Instead of preparing fresh food in the stores, QT decided to invest in developing centralized QuikTrip Kitchens (QTKs), which prepared and delivered fresh foods—never-frozen baked goods, sandwiches, salads, and fruit—to each store daily. On entering the fresh-food market, QT set out to become the best gasoline, convenience, and food retailer in the eyes of its customers, competitors, and employees. Chet knew, however, that it would be a while before customers could equate convenience stores with good food.

“Our challenge is to be recognized as a gasoline retailer that also sells good food. Our QTKs were intentionally built for much higher volume than we run today. That means that we are operating well below capacity and, as a result, right now they lose millions of dollars a year. I know that and I don’t mind because I am confident that it will pay off in the long term. Like my father did with gasoline, we are going to work on food until we perfect it and reach that high volume. “

QuikTrip in 2011

By January 2011, QT had over 10,000 employees, owned and operated 549 stores in 11 U.S. metropolitan areas (see Exhibit 2 for QT’s markets and dates of entry), and generated more than $8 billion in yearly revenues. Gasoline accounted for two-thirds of revenues but only one-third of profits; two-thirds of profits came from store merchandise.

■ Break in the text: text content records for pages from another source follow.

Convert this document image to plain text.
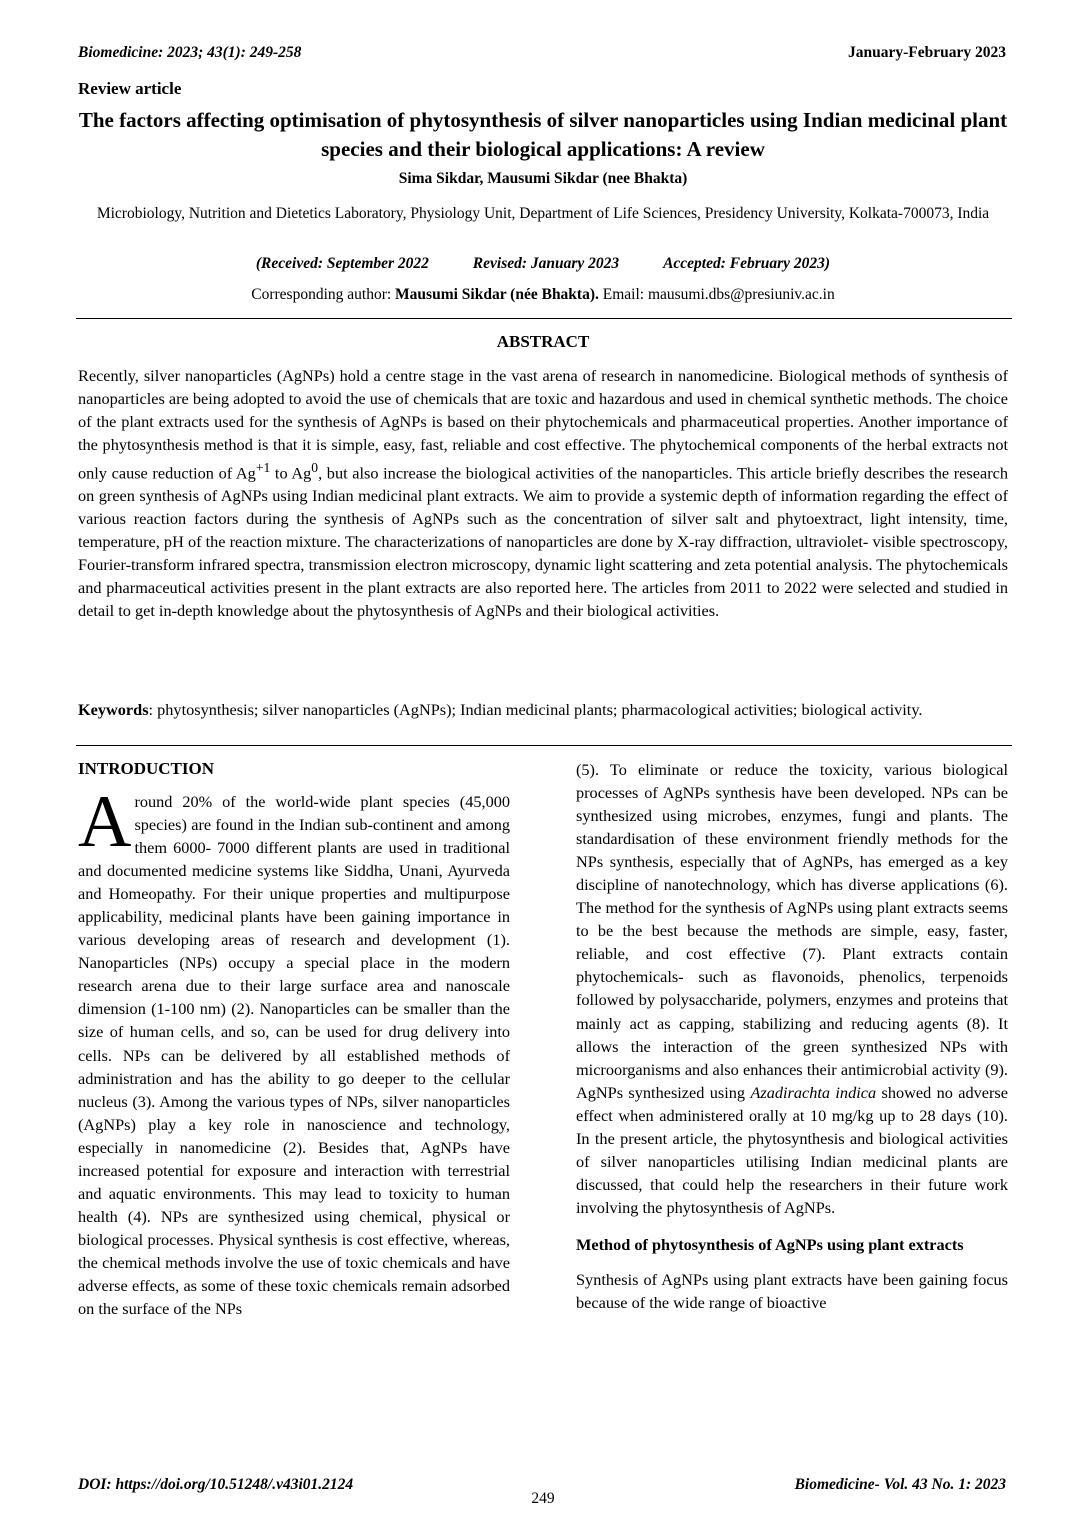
Biomedicine: 2023; 43(1): 249-258	January-February 2023
Review article
The factors affecting optimisation of phytosynthesis of silver nanoparticles using Indian medicinal plant species and their biological applications: A review
Sima Sikdar, Mausumi Sikdar (nee Bhakta)
Microbiology, Nutrition and Dietetics Laboratory, Physiology Unit, Department of Life Sciences, Presidency University, Kolkata-700073, India
(Received: September 2022	Revised: January 2023	Accepted: February 2023)
Corresponding author: Mausumi Sikdar (née Bhakta). Email: mausumi.dbs@presiuniv.ac.in
ABSTRACT

Recently, silver nanoparticles (AgNPs) hold a centre stage in the vast arena of research in nanomedicine. Biological methods of synthesis of nanoparticles are being adopted to avoid the use of chemicals that are toxic and hazardous and used in chemical synthetic methods. The choice of the plant extracts used for the synthesis of AgNPs is based on their phytochemicals and pharmaceutical properties. Another importance of the phytosynthesis method is that it is simple, easy, fast, reliable and cost effective. The phytochemical components of the herbal extracts not only cause reduction of $Ag^{+1}$ to Ag$^0$, but also increase the biological activities of the nanoparticles. This article briefly describes the research on green synthesis of AgNPs using Indian medicinal plant extracts. We aim to provide a systemic depth of information regarding the effect of various reaction factors during the synthesis of AgNPs such as the concentration of silver salt and phytoextract, light intensity, time, temperature, pH of the reaction mixture. The characterizations of nanoparticles are done by X-ray diffraction, ultraviolet- visible spectroscopy, Fourier-transform infrared spectra, transmission electron microscopy, dynamic light scattering and zeta potential analysis. The phytochemicals and pharmaceutical activities present in the plant extracts are also reported here. The articles from 2011 to 2022 were selected and studied in detail to get in-depth knowledge about the phytosynthesis of AgNPs and their biological activities.

Keywords: phytosynthesis; silver nanoparticles (AgNPs); Indian medicinal plants; pharmacological activities; biological activity.

INTRODUCTION

Around 20% of the world-wide plant species (45,000 species) are found in the Indian sub-continent and among them 6000- 7000 different plants are used in traditional and documented medicine systems like Siddha, Unani, Ayurveda and Homeopathy. For their unique properties and multipurpose applicability, medicinal plants have been gaining importance in various developing areas of research and development (1). Nanoparticles (NPs) occupy a special place in the modern research arena due to their large surface area and nanoscale dimension (1-100 nm) (2). Nanoparticles can be smaller than the size of human cells, and so, can be used for drug delivery into cells. NPs can be delivered by all established methods of administration and has the ability to go deeper to the cellular nucleus (3). Among the various types of NPs, silver nanoparticles (AgNPs) play a key role in nanoscience and technology, especially in nanomedicine (2). Besides that, AgNPs have increased potential for exposure and interaction with terrestrial and aquatic environments. This may lead to toxicity to human health (4). NPs are synthesized using chemical, physical or biological processes. Physical synthesis is cost effective, whereas, the chemical methods involve the use of toxic chemicals and have adverse effects, as some of these toxic chemicals remain adsorbed on the surface of the NPs

(5). To eliminate or reduce the toxicity, various biological processes of AgNPs synthesis have been developed. NPs can be synthesized using microbes, enzymes, fungi and plants. The standardisation of these environment friendly methods for the NPs synthesis, especially that of AgNPs, has emerged as a key discipline of nanotechnology, which has diverse applications (6). The method for the synthesis of AgNPs using plant extracts seems to be the best because the methods are simple, easy, faster, reliable, and cost effective (7). Plant extracts contain phytochemicals- such as flavonoids, phenolics, terpenoids followed by polysaccharide, polymers, enzymes and proteins that mainly act as capping, stabilizing and reducing agents (8). It allows the interaction of the green synthesized NPs with microorganisms and also enhances their antimicrobial activity (9). AgNPs synthesized using Azadirachta indica showed no adverse effect when administered orally at 10 mg/kg up to 28 days (10). In the present article, the phytosynthesis and biological activities of silver nanoparticles utilising Indian medicinal plants are discussed, that could help the researchers in their future work involving the phytosynthesis of AgNPs.

Method of phytosynthesis of AgNPs using plant extracts

Synthesis of AgNPs using plant extracts have been gaining focus because of the wide range of bioactive

DOI: https://doi.org/10.51248/.v43i01.2124	Biomedicine- Vol. 43 No. 1: 2023
249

Store merchandise included fresh prepared foods, snacks, tobacco products, beer, grocery items, and bottled, fountain, frozen, and hot beverages. QT also sold private-label food and drink items, including its QT-branded coffee, energy drinks, sports drink, and frozen shakes as well as its Hotzi brand breakfast items and the fresh-food items sent daily from its QT Kitchens. QT kept prices competitive by only offering the core products its customers wanted and selling them in high volumes. “In all categories we sell, we are a price leader in the convenience channel,” Chet explained. “In high-volume categories like soda, beer, and gasoline, our prices are as cheap as Wal-Mart’s.”

QT stores were highly productive. In 2010, merchandise sales per labor hour was $94.67 for the top quartile of convenience and gas stores, $85.50 for the average convenience and gas stores, and $142.30 for QT. QT stores had much higher sales volume than competitor stores. Merchandise sales per square foot for the top quartile of the industry was $13.83 per week, with an average store size of 2454 square feet. Merchandise sales per square foot for the average in the industry was $10.04, with an average store size of 2000 square feet. For QT, merchandise sales per square foot was $15.48 per week, with an average store size of 4343 square feet. Motor fuel sales for the top quartile of the industry was 43,889 gallons per store-week and for the average 29,044 gallons per store-week. The same metric for QT was 91,995.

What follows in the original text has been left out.